D'altra parte, Keleş, affermando che non potrà lavorare per un mese, ha aggiunto di essere sotto shock e che in 30 anni di carriera non aveva mai vissuto un evento simile.

“GRAZIE ALLA TELECAMERA A BORDO, L'IDENTIFICAZIONE DEL SOSPETTATO È STATA FACILE”

Il presidente della Camera degli Artigiani Tassisti e Automobilisti di Smirne, Celil Anık, esprimendo tristezza per il tentativo di rapina e l'aggressione subita da un loro collega, ha affermato: “Il sospettato è stato catturato. Ne siamo soddisfatti. Naturalmente c'è un motivo importante per la sua cattura. La nostra sede è aperta 24 ore su 24, 7 giorni su 7. Abbiamo personale qui giorno e notte. Nei nostri 3 mila veicoli a Smirne è presente un sistema di tracciamento. Oltre a questo, circa 1.200 dei nostri veicoli sono dotati di telecamere. Poiché il veicolo su cui è salito aveva una telecamera, l'identificazione del sospettato è stata facile ed è stato catturato. Spero che riceva la pena necessaria. Questo è il risultato dell'infrastruttura che abbiamo creato in precedenza. In casi del genere, la polizia viene da noi e controlla dove è andato il veicolo. Lavoriamo in collaborazione con la Municipalità Metropolitana di Smirne e la Direzione della Polizia di Smirne su questo tema. Per questo motivo, il fatto che il caso sia stato risolto in breve tempo è stato positivo anche per noi” ha detto.

“ENTRO 6 MESI TUTTI I NOSTRI VEICOLI SARANNO DOTATI DI TELECAMERE”

Sottolineando l'importanza delle telecamere installate all'interno e all'esterno dei veicoli, Anık ha dichiarato: “Quanto accaduto al nostro collega è chiaramente visibile.

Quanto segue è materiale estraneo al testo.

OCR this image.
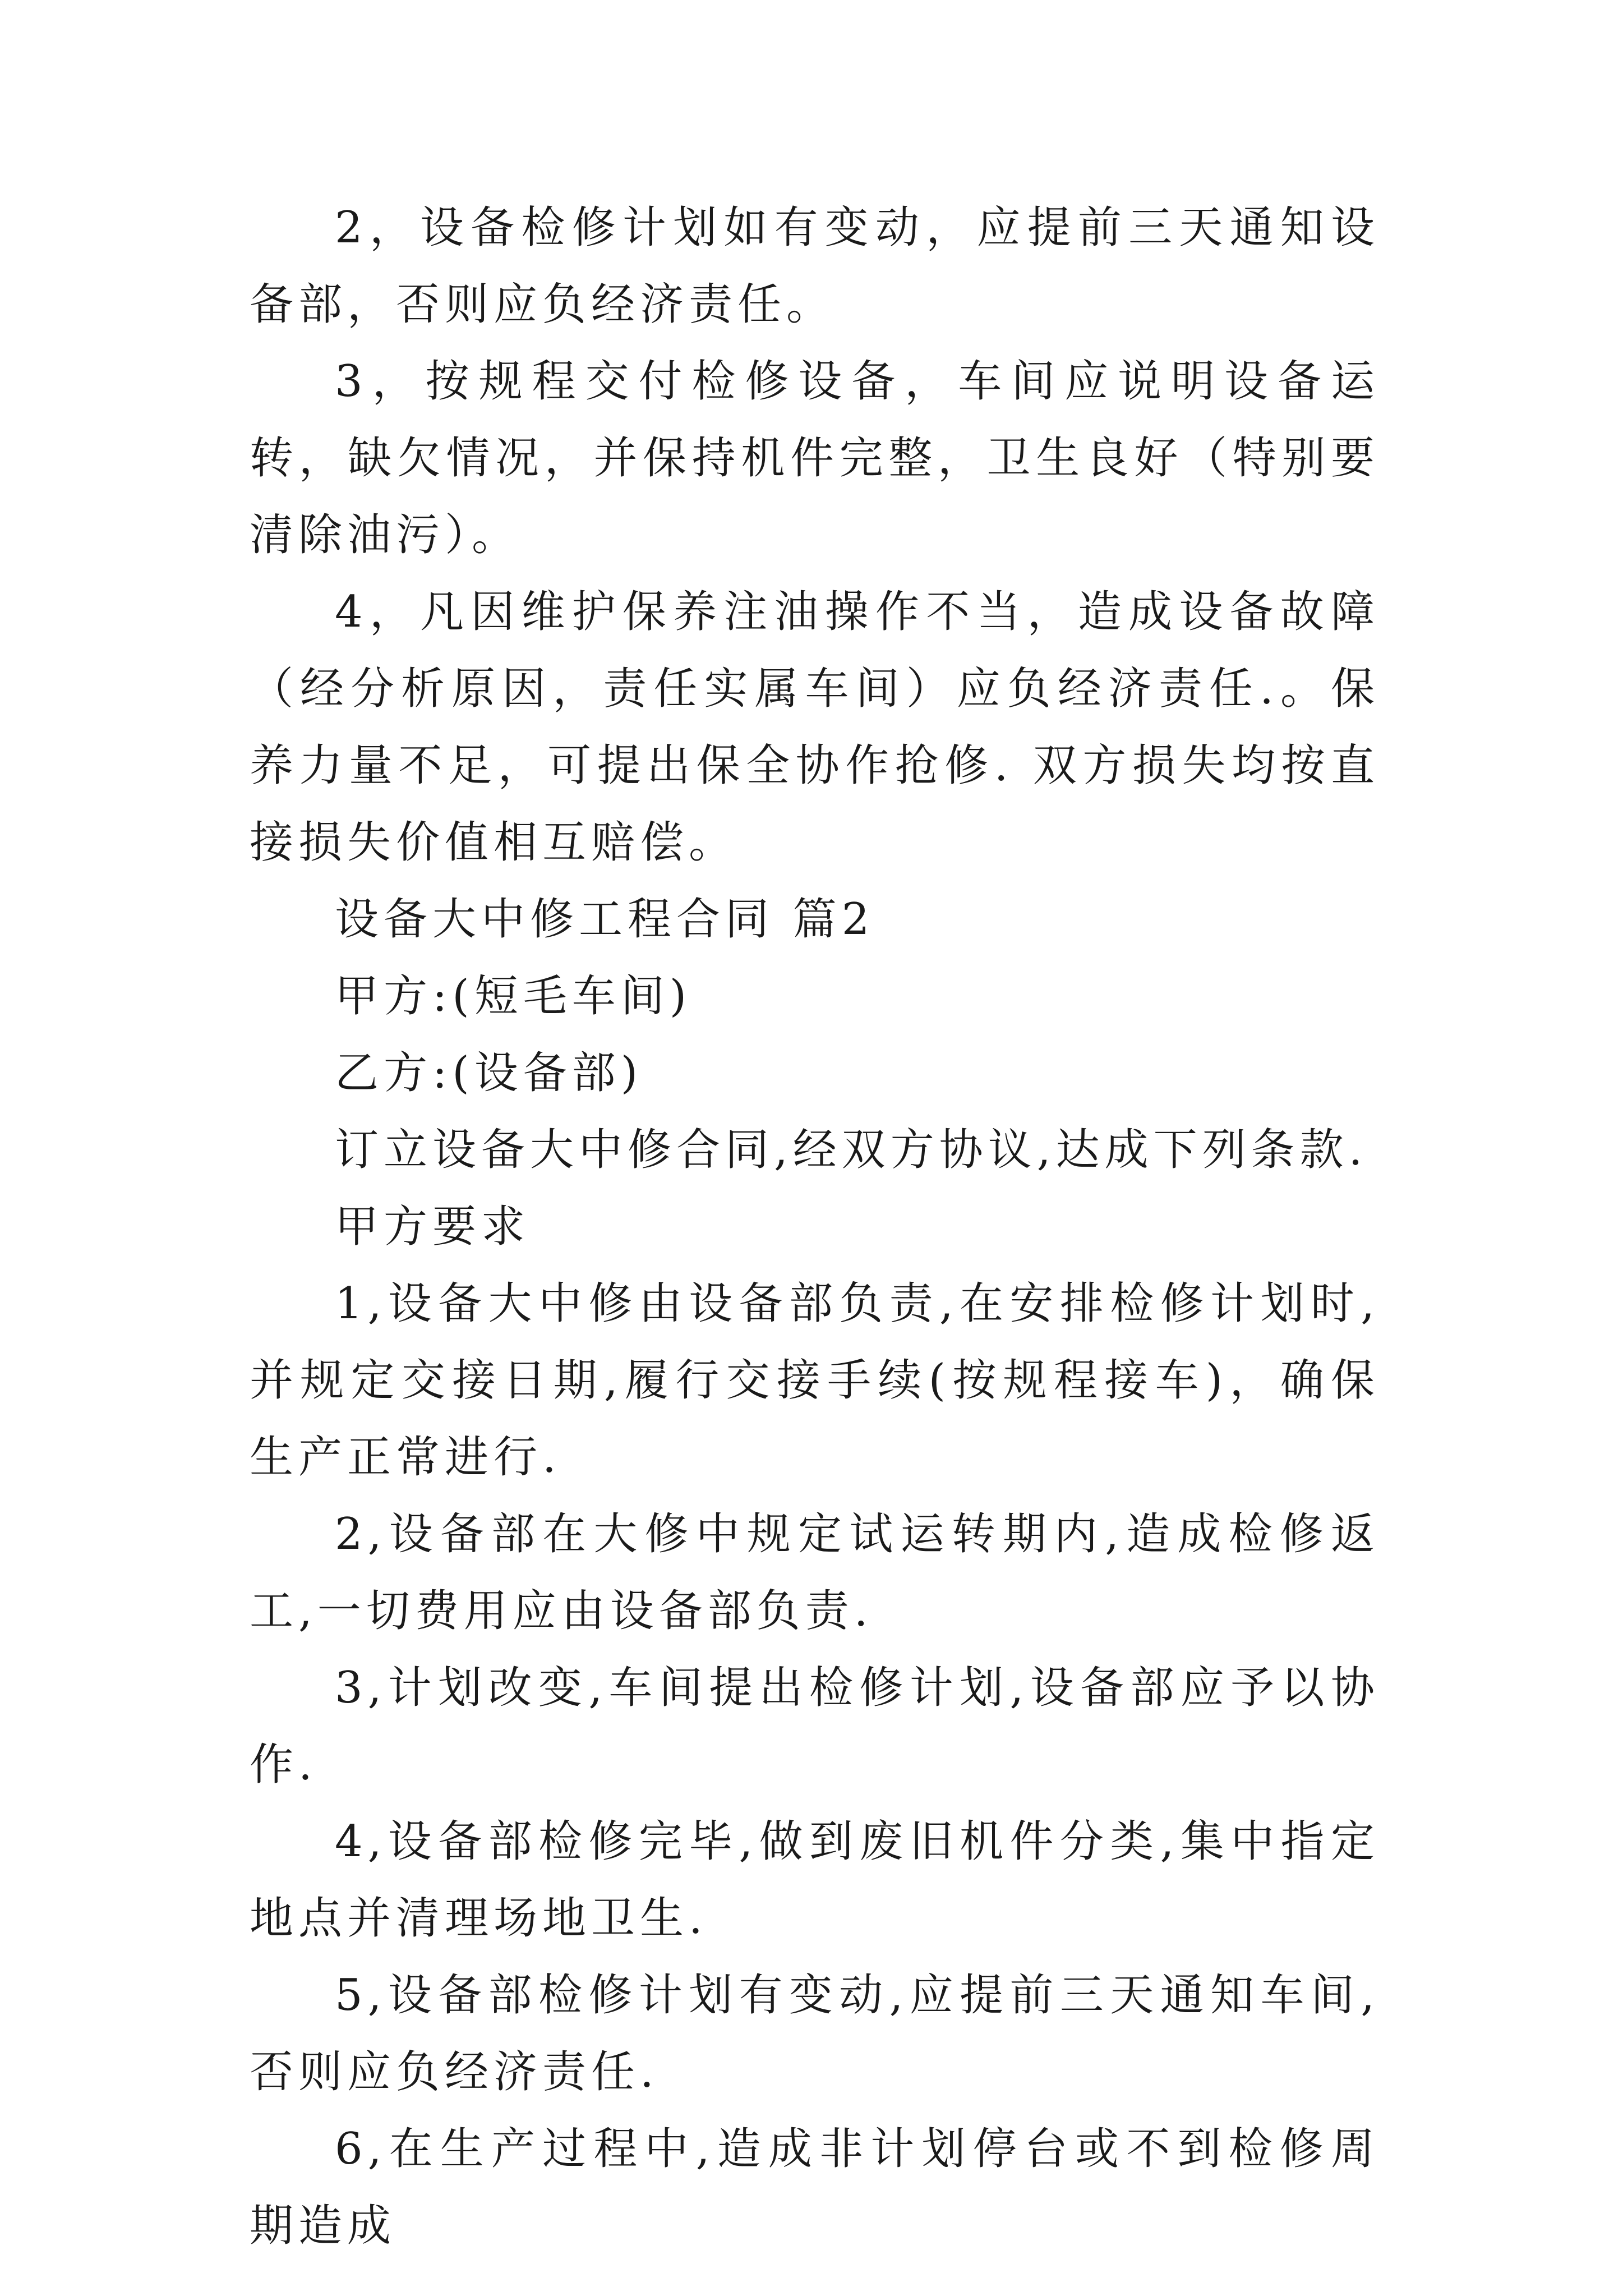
2，设备检修计划如有变动，应提前三天通知设备部，否则应负经济责任。

3，按规程交付检修设备，车间应说明设备运转，缺欠情况，并保持机件完整，卫生良好（特别要清除油污）。

4，凡因维护保养注油操作不当，造成设备故障（经分析原因，责任实属车间）应负经济责任.。保养力量不足，可提出保全协作抢修. 双方损失均按直接损失价值相互赔偿。

设备大中修工程合同 篇2

甲方:(短毛车间)

乙方:(设备部)

订立设备大中修合同,经双方协议,达成下列条款.

甲方要求

1,设备大中修由设备部负责,在安排检修计划时,并规定交接日期,履行交接手续(按规程接车)，确保生产正常进行.

2,设备部在大修中规定试运转期内,造成检修返工,一切费用应由设备部负责.

3,计划改变,车间提出检修计划,设备部应予以协作.

4,设备部检修完毕,做到废旧机件分类,集中指定地点并清理场地卫生.

5,设备部检修计划有变动,应提前三天通知车间,否则应负经济责任.

6,在生产过程中,造成非计划停台或不到检修周期造成
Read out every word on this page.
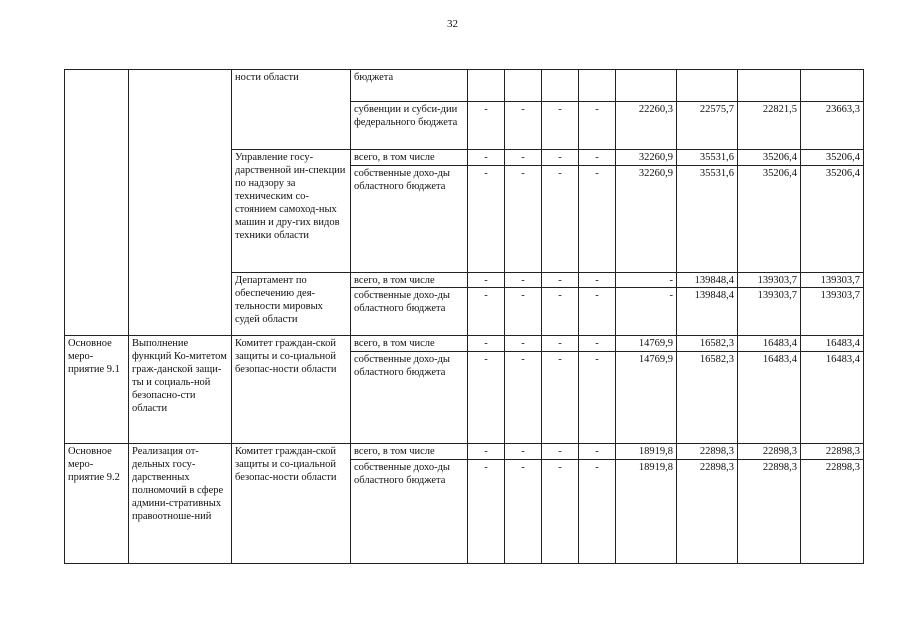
32
		ности области	бюджета								
			субвенции и субси-дии федерального бюджета	-	-	-	-	22260,3	22575,7	22821,5	23663,3
		Управление госу-дарственной ин-спекции по надзору за техническим со-стоянием самоход-ных машин и дру-гих видов техники области	всего, в том числе	-	-	-	-	32260,9	35531,6	35206,4	35206,4
			собственные дохо-ды областного бюджета	-	-	-	-	32260,9	35531,6	35206,4	35206,4
		Департамент по обеспечению дея-тельности мировых судей области	всего, в том числе	-	-	-	-	-	139848,4	139303,7	139303,7
			собственные дохо-ды областного бюджета	-	-	-	-	-	139848,4	139303,7	139303,7
Основное меро-приятие 9.1	Выполнение функций Ко-митетом граж-данской защи-ты и социаль-ной безопасно-сти области	Комитет граждан-ской защиты и со-циальной безопас-ности области	всего, в том числе	-	-	-	-	14769,9	16582,3	16483,4	16483,4
			собственные дохо-ды областного бюджета	-	-	-	-	14769,9	16582,3	16483,4	16483,4
Основное меро-приятие 9.2	Реализация от-дельных госу-дарственных полномочий в сфере админи-стративных правоотноше-ний	Комитет граждан-ской защиты и со-циальной безопас-ности области	всего, в том числе	-	-	-	-	18919,8	22898,3	22898,3	22898,3
			собственные дохо-ды областного бюджета	-	-	-	-	18919,8	22898,3	22898,3	22898,3
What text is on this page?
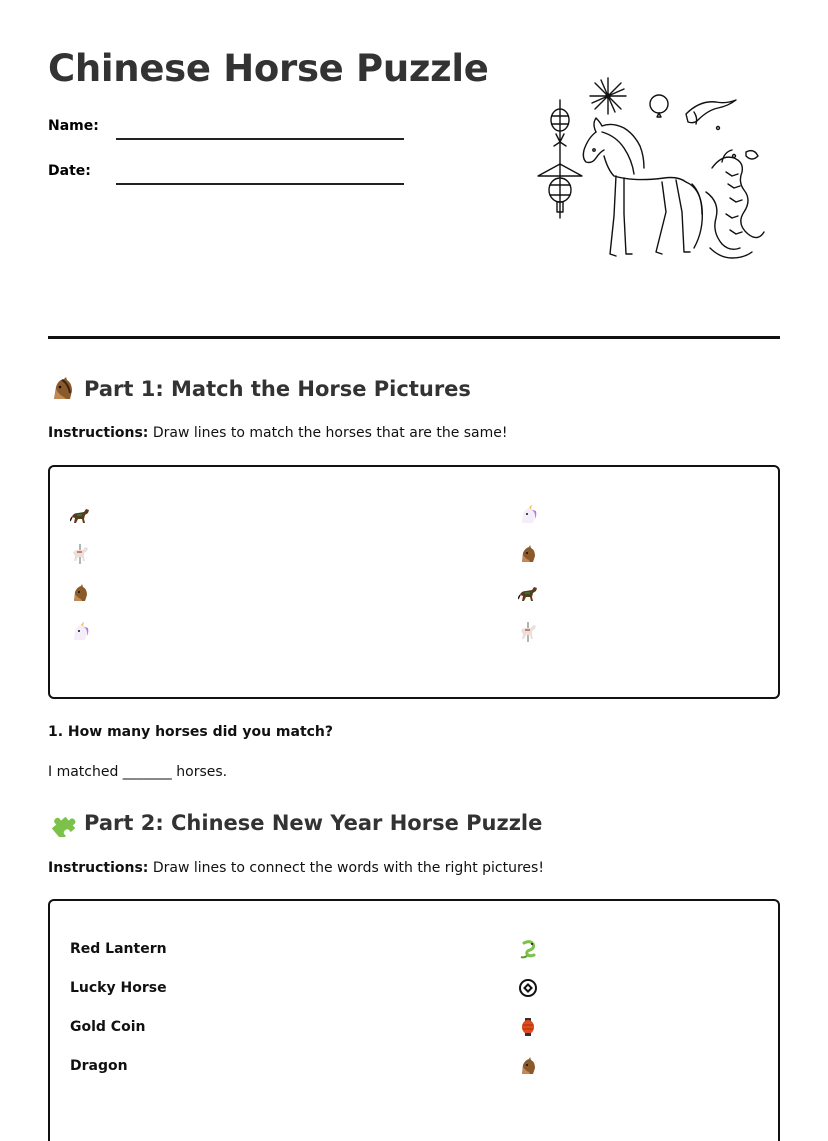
Chinese Horse Puzzle
Name:
Date:
Part 1: Match the Horse Pictures
Instructions: Draw lines to match the horses that are the same!
1. How many horses did you match?
I matched _______ horses.
Part 2: Chinese New Year Horse Puzzle
Instructions: Draw lines to connect the words with the right pictures!
Red Lantern
Lucky Horse
Gold Coin
Dragon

Anche la polizia ha visionato le immagini e ha catturato il sospettato. Nei giorni scorsi c'era stato un tentativo di rapimento di un bambino presso l'Ospedale di Formazione e Ricerca di Tepecik. La donna che aveva rapito il bambino, ripresa dalla telecamera di bordo dei nostri colleghi della stazione dei taxi, è stata catturata proprio grazie a questo. È evidente quanto siano utili le telecamere. Se Dio vuole, entro 6 mesi tutti i nostri veicoli saranno dotati di telecamere” ha aggiunto.